Так как у меня не было других близких родственников, меня в неполные десять лет определили в детский дом. Заботу о моем дальнейшем воспитании взяло на себя государство. Это было что-то! Представь, каково мне было от маминой юбки попасть в эту преисподнюю. Всего, конечно, не расскажешь, но среди воспитателей попадались редкостные мерзавцы, по сравнению с которыми набоковский Гумберт Гумберт покажется агнцем Божьим.
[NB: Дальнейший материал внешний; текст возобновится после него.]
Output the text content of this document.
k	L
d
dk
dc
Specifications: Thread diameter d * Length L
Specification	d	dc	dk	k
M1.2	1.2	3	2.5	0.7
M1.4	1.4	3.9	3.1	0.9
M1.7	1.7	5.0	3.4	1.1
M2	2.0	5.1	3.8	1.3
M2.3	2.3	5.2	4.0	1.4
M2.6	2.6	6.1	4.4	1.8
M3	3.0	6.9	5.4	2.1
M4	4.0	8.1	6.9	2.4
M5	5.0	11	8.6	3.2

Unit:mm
Один завел себе настоящий гарем, снимал детское порно и потом продавал кассеты богатым извращенцам за большие деньги. Правда, новый директор, Владимир Михайлович, дай Бог ему здоровья, навел порядок в нашем гадюшнике, разобрал многолетние завалы, поувольнял половину персонала. А нашего педофила, рассказывают, потом прирезали на зоне.

Сначала мои отношения с товарищами по несчастью не складывались. Я дралась, кусалась, царапалась, трижды убегала. Но с приходом Владимира Михайловича, или, как мы его называли, Вэ-Эма, многое изменилось. Он организовал секцию восточных единоборств, воскресную православную школу и кружок парапсихологии. Такая вот гремучая смесь. Дети его просто обожали, многие по-новому взглянули на свою пропащую жизнь и поняли, что не настолько уж она и пропащая. Из любой самой глубокой ямы можно выбраться. Было бы желание. И, конечно, рука друга, наставника, учителя. Всем, что я умею, я обязана Вэ-Эму.

Однажды воскресным днем, после занятий в православной школе, Владимир Михайлович вызвал меня к себе. Ксения, к тебе посетители, сказал он и кивнул на сидящую в кресле какую-то растрепанную неопрятную женщину неопределенного возраста. Ну, не буду вам мешать, сказал директор и удалился. Я взглянула повнимательнее на странную гостью, продолжавшую хранить молчание, и тут с ужасом узнала в ней свою маму. Здравствуй, доченька, здравствуй, Ксюша, сказала она изменившимся, хриплым и надтреснутым голосом. И подняла на меня выцветшие постаревшие глаза. Мы обнялись, расплакались. Оказалось, что на днях ее выписали из лечебницы, и она приехала меня повидать, чтобы вскоре забрать к себе. Вот только порядок наведу в квартире, говорила она. Потерпи, доченька, еще немножко.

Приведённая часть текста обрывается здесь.